Reena Ranger, Chair of Women Empowered, is In Conversation with Dr Harpreet Sood for a special episode of her regular series for ‘iGlobal’ to explore some inspirational facets from the life and achievements of prominent Global Indians.
Dr Sood from the National Health Service (NHS) is a Board Member of Health Education England (HEE) and a Global Digital Health Adviser. Here, he reflects how the Covid-19 pandemic has changed so much and taken far too many too soon. People from ethnic minorities are disproportionately affected, but there is light at the end of the tunnel with the vaccines.
To start with the basics, what is a vaccine and why do we need them?
Vaccines are very important because they protect ourselves and our children from ill health. We've had vaccines for many diseases before, from small pox to polio, tetanus or measles, we've all had them and our children have had them. For infectious diseases that cause harm, we have an opportunity to use these vaccines to build our immune systems that help create antibodies that protect us from these diseases. The same applies with Covid-19, and it much safer for your immune system to learn this through vaccination than catching the disease and treating it. What's exciting is that in the space of 12 months, we've got a vaccine. It's a remarkable achievement of Science.

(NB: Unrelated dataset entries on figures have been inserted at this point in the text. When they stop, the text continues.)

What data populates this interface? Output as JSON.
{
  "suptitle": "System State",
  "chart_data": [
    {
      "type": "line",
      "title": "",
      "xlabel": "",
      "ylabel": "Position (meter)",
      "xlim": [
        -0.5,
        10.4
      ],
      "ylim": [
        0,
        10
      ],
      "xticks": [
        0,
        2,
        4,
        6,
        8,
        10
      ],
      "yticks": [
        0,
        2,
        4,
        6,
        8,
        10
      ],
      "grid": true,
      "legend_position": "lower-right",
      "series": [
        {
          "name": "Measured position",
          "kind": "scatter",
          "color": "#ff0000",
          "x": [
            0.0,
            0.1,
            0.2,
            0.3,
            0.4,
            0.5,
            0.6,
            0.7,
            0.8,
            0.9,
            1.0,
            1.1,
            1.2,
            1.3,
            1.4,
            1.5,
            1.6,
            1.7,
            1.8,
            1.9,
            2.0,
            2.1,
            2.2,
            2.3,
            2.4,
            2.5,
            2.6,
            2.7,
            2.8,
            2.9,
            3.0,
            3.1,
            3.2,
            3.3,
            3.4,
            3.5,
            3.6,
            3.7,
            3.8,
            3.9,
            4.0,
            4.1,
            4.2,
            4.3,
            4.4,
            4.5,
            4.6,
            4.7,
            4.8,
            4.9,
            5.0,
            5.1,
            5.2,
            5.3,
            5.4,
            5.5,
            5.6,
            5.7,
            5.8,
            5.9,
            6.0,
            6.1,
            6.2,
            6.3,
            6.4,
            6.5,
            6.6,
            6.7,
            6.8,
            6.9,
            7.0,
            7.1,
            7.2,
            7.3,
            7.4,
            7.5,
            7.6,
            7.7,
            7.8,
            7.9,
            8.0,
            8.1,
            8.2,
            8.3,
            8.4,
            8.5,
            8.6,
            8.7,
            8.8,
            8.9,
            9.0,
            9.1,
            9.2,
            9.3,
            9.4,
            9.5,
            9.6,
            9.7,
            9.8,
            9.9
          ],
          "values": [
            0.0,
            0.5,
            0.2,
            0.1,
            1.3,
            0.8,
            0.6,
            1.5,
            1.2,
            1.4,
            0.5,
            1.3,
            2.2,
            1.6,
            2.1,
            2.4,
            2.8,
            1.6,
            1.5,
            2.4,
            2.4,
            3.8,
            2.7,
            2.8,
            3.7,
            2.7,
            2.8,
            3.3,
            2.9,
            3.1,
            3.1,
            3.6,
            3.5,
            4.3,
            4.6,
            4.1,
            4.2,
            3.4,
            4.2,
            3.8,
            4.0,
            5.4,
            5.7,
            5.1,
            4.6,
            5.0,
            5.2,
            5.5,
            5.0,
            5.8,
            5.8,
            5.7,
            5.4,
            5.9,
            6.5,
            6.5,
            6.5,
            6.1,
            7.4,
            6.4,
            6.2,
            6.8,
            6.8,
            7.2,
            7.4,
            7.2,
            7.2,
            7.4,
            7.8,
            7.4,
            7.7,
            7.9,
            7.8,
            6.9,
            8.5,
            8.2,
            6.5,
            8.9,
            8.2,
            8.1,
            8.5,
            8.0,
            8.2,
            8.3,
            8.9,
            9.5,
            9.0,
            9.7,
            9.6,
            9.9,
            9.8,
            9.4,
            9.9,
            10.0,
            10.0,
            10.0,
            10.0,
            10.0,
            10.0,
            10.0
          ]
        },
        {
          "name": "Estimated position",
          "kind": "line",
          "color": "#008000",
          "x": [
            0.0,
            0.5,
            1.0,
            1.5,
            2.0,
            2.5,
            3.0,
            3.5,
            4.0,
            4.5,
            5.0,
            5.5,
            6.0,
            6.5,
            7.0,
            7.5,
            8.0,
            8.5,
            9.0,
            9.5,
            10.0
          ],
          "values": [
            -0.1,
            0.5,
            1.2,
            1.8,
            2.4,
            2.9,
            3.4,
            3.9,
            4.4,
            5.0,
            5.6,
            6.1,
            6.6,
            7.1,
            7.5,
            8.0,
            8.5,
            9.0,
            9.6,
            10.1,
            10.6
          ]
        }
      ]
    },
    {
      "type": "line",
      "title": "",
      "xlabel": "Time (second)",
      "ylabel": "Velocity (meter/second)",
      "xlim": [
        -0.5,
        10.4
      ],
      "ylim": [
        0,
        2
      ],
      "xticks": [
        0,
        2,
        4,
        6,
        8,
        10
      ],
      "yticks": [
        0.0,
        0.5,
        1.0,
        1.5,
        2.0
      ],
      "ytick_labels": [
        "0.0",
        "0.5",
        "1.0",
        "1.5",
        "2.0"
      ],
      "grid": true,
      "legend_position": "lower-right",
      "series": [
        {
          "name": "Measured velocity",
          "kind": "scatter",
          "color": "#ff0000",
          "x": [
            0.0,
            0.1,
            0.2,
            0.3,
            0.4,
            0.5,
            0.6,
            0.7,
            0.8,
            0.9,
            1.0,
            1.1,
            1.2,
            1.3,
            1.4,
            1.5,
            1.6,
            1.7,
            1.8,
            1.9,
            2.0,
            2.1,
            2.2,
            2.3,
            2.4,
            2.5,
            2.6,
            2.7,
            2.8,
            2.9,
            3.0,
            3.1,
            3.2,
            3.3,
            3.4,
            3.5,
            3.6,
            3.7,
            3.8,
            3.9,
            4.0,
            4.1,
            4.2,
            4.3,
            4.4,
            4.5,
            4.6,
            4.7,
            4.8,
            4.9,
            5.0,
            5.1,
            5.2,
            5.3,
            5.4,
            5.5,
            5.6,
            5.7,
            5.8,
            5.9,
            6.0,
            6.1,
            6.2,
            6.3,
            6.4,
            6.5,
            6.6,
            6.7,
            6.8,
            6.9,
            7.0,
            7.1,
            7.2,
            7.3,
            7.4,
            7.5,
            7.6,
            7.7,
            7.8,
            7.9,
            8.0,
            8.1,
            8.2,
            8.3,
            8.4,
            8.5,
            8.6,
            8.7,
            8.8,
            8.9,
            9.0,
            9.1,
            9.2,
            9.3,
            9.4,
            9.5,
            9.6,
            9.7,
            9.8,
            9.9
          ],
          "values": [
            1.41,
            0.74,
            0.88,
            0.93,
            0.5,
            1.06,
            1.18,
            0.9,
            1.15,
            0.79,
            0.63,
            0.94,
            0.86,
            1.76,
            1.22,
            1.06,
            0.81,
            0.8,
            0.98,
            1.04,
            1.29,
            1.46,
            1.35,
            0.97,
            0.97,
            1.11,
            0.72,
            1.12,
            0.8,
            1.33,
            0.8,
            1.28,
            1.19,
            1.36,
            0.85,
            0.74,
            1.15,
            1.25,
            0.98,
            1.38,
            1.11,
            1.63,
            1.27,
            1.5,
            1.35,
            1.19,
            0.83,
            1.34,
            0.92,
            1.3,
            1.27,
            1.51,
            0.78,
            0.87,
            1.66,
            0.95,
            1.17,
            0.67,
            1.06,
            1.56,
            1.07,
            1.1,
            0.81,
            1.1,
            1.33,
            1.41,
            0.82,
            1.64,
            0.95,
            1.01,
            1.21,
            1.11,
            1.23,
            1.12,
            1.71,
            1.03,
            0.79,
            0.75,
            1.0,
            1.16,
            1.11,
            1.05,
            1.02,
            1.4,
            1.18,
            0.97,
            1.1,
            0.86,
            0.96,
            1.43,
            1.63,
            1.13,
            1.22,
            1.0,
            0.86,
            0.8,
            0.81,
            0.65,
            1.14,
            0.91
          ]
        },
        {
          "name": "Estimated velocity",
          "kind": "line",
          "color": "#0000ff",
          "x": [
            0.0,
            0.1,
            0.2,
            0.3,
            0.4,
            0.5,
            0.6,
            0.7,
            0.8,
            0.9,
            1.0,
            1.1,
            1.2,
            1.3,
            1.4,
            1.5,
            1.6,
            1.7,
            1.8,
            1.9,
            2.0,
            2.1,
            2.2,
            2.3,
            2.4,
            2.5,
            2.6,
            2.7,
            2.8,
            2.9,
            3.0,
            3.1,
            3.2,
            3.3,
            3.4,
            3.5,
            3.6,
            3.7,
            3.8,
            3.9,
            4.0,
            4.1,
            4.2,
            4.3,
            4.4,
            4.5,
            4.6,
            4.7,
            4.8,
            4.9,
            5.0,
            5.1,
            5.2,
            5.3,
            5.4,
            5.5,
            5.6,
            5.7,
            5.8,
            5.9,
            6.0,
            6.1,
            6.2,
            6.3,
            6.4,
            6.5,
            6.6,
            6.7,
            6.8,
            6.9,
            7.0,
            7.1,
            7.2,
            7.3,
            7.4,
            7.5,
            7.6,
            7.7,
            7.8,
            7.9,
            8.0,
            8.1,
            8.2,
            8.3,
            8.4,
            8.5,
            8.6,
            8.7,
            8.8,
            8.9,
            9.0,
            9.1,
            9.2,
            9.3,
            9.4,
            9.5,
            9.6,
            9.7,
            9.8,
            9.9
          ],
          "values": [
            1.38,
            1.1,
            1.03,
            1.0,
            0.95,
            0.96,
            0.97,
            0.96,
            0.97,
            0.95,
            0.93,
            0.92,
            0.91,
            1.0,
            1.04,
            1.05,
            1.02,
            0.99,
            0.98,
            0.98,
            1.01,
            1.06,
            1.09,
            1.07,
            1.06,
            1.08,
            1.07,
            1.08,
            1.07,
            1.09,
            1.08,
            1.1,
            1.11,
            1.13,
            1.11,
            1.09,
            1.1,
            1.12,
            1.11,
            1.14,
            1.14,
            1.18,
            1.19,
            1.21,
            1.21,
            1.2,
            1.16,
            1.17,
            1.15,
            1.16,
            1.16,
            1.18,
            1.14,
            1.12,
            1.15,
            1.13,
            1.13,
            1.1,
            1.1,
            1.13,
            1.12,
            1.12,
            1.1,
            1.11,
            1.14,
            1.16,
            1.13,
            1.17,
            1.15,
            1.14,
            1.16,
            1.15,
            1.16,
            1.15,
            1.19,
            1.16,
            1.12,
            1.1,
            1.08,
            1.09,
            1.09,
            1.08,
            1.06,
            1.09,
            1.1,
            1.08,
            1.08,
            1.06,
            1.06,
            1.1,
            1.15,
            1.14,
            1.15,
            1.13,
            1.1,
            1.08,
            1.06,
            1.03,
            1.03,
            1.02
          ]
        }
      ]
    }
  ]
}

Some people are saying the vaccine was developed too quickly. How can we know they're safe for us?
These vaccines have been developed very quickly, but they have been highly regulated. There are a number of enablers that happened to make this process quick. Let me touch upon three of them:
1. The different phases of the clinical trial were delivered to overlap the process rather than run sequentially. What I mean by that is we were not waiting for one part of the process was started before staring the next, which really sped up the clinical process.
2. There was a rolling assessment of the data that was being sent to the experts and regulators at MHRA. That meant that they could review the trial data as it was coming through, ask questions along the way and requesting extra information as it was coming. We were improving it as we were going along. Historically, this can take a lot longer because we're waiting on one part after the other.
3. One of the biggest challenges of vaccine development is recruiting participants onto clinical trials. Because of the global effort that we've had and because a lot more people has been interested, recruitment was very quickly. Thousands of people volunteered quickly, which meant that we were able to produce the vaccines quickly.
We should be celebrating this because it's a unique moment that will set the standard for future vaccine developments.
Everything has been transparent. Data has been publicly available. Everything has been published in highly rigorous scientific journals. If you go on the government website or MHRA websites, you can access all information, so that you can rest your minds. That's the strength of the science we have that has developed this vaccine.
Is the vaccine suitable for vegetarians and those with certain religious or cultural dietary requirements?
It is absolutely suitable for vegetarians. It is fully endorsed by religious councils, including those worried about halal or other cultural reasons. The British Islamic Medical Associate is one of the number of Muslim organisations that has been encouraging people to take the vaccine. It is completely safe as there are no animal products used in any of the vaccines.
There is a lot of misinformation out there and it’s causing people to make the wrong decisions. For me, as a GP, it is about making sure people have the right information to make a decision. Contact your GP as your first port of call if you have concerns. Pharmacists, the UK government website, the NHS website, and community and faith leaders can also be contacted to get the right information.
*The views expressed in the answers are of the interviewees.